Human Bias and Autonomous Discovery
Current training paradigms inject human biases via synthetic demonstrations in cold-start phases. As models scale, autonomous discovery of tool-use strategies should be prioritized, but practical limitations necessitate initial human guidance. Future work should address computational scaling challenges and minimize human-centric bias in tool-use learning.
The paper provides detailed case studies illustrating both successful tool usage and failure cases. For example, edge detection and zoom-in tools are used to localize objects and refine bounding boxes, while object detection and depth estimation facilitate counting and spatial reasoning.
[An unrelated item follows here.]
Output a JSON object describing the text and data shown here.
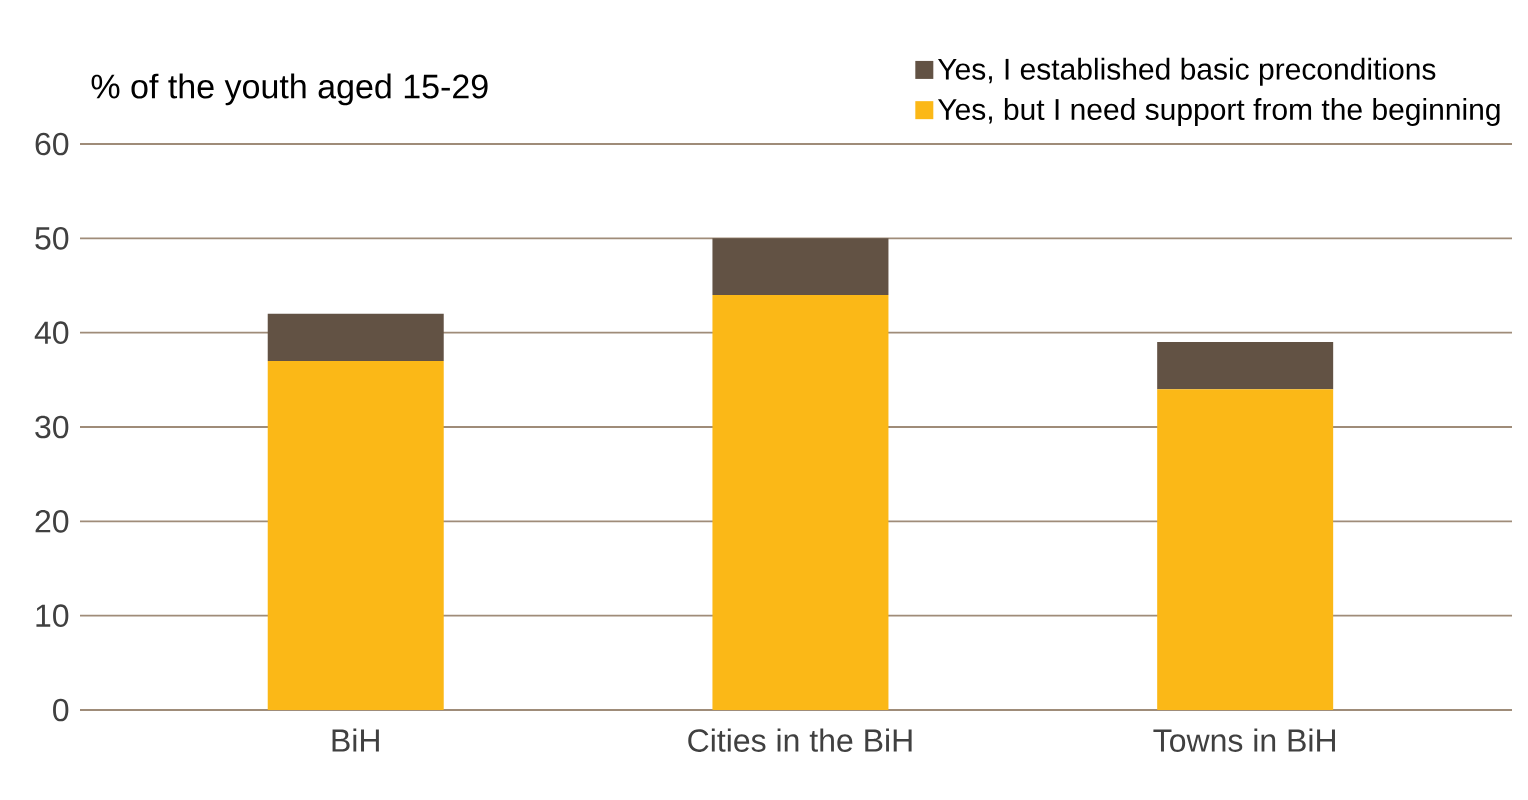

Errors arise from flawed tool outputs and model misinterpretation, emphasizing the need for robust tool integration and error handling.

Figure 7: Edge Detection tool used for spatial localization.
Figure 8: Zoom In tool used for bounding box refinement.
Figure 9: Object Detection tool used for counting objects.
Figure 10: Depth Estimation tool used for spatial reasoning.
Figure 11: Model misunderstanding of Object Detection results.
Figure 12: Model misunderstanding of Depth Estimation results.
Figure 13: Flawed Object Detection results leading to reasoning errors.
Conclusion
ReVPT demonstrates that RL-driven tool-use training can substantially enhance perception-centric capabilities in MLLMs, outperforming SFT and text-only RL baselines and even commercial models on challenging benchmarks. The framework's modularity, reliance on verified rewards, and open-source release position it as a valuable resource for the community. Future research should focus on scaling tool repertoires, minimizing human bias, and developing robust, autonomous tool-use strategies to further advance multimodal reasoning in AI systems.